Dominic negó con la cabeza. —Los mercados abiertos significan caos. Los forasteros exigirán más de lo que dan. Escuché todo sobre el incidente del Escorpión. Estos merodeadores se disfrazarán como comerciantes, mapearán nuestras defensas y luego regresarán y nos atacarán.
—Sabemos todo esto —dijo el Mayor Elio.
Carson asintió. —Los riesgos están ahí, pero la fortaleza no puede seguir siendo una fortaleza para siempre. Podemos desarrollar medidas de seguridad. Como limitar el número de comerciantes que pueden entrar a nuestro territorio en un día.
—Podemos venderles licencias comerciales que les permitan acceder al mercado de la fortaleza —Jon habló con entusiasmo—. No todo el mundo necesita entrar, solo aquellos que puedan demostrar que tienen solidez financiera. En algunos aeropuertos, si uno entraba al país para hacer negocios, mostraban dinero en efectivo o exhibían su saldo en cuenta.
—De nuevo, los merodeadores pueden mostrar efectivo e infiltrarse en la base —dijo Dominic con un gruñido—. Mientras tú piensas en tus bolsillos, yo estoy pensando en mi esposa e hijo. ¿Realmente necesitamos comerciar para sobrevivir? Invitar a extraños dentro de nuestras murallas es una tontería. —Si no hubiera invitado a Luna al Campo Zenith, sus hijos no estarían muertos.
El debate continuó durante dos horas, voces subiendo y bajando. El calor se coló en la habitación. Aquellos que no estaban vestidos con sus trajes corporales comenzaron a sudar a pesar del aire acondicionado.
Se consultaron los números de Ariel; se repitieron las advertencias de Dominic. El Padre Nicodemus permaneció callado. Hadrian hizo una mueca mientras sus pensamientos permanecían con el grano secreto. Jon prometió que él y los multimillonarios asumirían los gastos de seguridad y pagarían más impuestos.
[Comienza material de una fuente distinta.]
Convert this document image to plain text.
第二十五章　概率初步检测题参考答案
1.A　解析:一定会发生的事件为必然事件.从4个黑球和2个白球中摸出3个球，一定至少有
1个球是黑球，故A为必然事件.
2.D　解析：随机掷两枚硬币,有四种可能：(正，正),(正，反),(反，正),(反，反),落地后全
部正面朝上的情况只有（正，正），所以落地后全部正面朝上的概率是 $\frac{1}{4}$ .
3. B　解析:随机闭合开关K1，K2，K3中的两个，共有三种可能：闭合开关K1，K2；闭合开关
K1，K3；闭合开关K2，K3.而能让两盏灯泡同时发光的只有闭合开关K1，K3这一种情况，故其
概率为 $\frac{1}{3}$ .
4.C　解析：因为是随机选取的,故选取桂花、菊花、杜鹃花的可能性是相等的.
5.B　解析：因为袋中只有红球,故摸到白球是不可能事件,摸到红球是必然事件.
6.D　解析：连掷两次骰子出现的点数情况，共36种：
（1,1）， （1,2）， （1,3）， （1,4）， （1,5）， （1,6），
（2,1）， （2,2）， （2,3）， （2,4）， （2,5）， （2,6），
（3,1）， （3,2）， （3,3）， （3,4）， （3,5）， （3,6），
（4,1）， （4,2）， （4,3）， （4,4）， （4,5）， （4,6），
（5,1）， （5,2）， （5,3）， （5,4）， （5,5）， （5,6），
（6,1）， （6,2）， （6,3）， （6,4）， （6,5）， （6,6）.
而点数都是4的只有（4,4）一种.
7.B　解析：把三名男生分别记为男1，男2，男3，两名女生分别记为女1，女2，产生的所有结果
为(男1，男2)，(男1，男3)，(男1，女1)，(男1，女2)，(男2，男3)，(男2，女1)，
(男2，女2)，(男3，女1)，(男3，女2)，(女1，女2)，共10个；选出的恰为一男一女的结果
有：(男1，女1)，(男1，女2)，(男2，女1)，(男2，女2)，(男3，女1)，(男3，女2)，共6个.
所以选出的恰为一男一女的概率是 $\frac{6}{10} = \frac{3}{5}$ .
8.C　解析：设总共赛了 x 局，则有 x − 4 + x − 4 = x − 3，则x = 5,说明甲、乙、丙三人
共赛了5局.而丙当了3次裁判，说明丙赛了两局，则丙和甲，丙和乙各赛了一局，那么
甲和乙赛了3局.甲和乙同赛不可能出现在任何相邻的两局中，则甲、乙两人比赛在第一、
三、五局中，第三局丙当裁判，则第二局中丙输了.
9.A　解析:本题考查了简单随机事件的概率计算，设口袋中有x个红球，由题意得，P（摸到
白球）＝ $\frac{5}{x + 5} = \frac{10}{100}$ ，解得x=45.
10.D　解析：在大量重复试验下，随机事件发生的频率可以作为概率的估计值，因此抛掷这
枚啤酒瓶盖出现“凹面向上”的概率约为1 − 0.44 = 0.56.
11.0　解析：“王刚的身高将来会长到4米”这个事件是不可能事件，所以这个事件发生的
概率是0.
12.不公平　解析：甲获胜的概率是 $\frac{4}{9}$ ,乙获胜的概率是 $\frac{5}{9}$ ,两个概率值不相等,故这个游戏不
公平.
Finalmente, Sunshine se puso de pie. La habitación quedó en silencio.
—Estoy cansada y no parece que estemos llegando a un acuerdo —dijo con agotamiento—. Así que, esto es lo que vamos a hacer. La ayuda será entregada por soldados fuertemente armados, y se correrá la voz de que la fortaleza cuatro es la respuesta de Dios al apocalipsis. Nos ayudará a suavizar a nuestros vecinos y permitirá una fácil infiltración en sus territorios.
Hizo una pausa, su voz endureciéndose. —En cuanto al mercado—lo abriremos en tres días. Pero fuera de nuestras murallas. Aquellos con significativa fortaleza financiera podrán entrar en el patio exterior del muro exterior en Westbrook. Estarán bajo vigilancia. Sin armas, sin teléfonos, sin pausas para ir al baño, sin entrada más allá de las primeras puertas. El comercio será gravado. La fortaleza cuatro se hará más fuerte.
Sus ojos recorrieron el comité. —Sé que no todos están satisfechos con esta decisión, pero Carson tiene razón. No podemos seguir siendo una fortaleza para siempre. Tenemos los medios para protegernos. Sería cobarde encerrarnos aquí porque se siente seguro. Recuerden, si nuestra fortaleza alguna vez cae, tendremos que unirnos a otros allá afuera y hacer lo mejor para sobrevivir.
—Si ya hemos difundido parte de nuestra tecnología y ganado una buena reputación, será beneficioso para nosotros.
La sala permaneció en silencio mientras la gente reflexionaba sobre la verdad de sus palabras. De hecho, si sus muros cayeran o la base fuera destruida, primero correrían hacia sus vecinos.
Si sus vecinos les guardaban rencor, no les ayudarían. Tal vez, incluso los matarían. Así que, una pizca de misericordia y un título de buen vecino no era necesariamente malo.
—Maldición —Warren sacudió la cabeza—. Cuñada, sabía que estabas tramando algo detrás de lo de la ayuda. Resulta que estás haciendo preparativos para emergencias. Si hubieras comenzado con esto, habríamos estado de acuerdo tan pronto como lo planteaste.
Otros asintieron.
Incluso Dominic estaba convencido.
—No sé ustedes, pero yo estoy exhausta. Deberíamos continuar el resto de la reunión en la tarde o mañana —Sunshine se sentó.
Jon terminó su participación inmediatamente.
—Entonces, ¿no vamos a discutir la solicitud de Tracy Kingsley para una licencia para abrir una agencia de emparejamiento de élite solo para ricos y superhumanos? —Lisha levantó la cabeza.
—¿Una qué? —Sunshine se giró tan rápido que casi se rompe el cuello.
Lisha sonrió. Sus labios se curvaron en los bordes, una media luna astuta que prometía algo aún más salvaje—. Y tiene carteles impresos y listos para usar. ¿Adivina quién es la pareja en el cartel?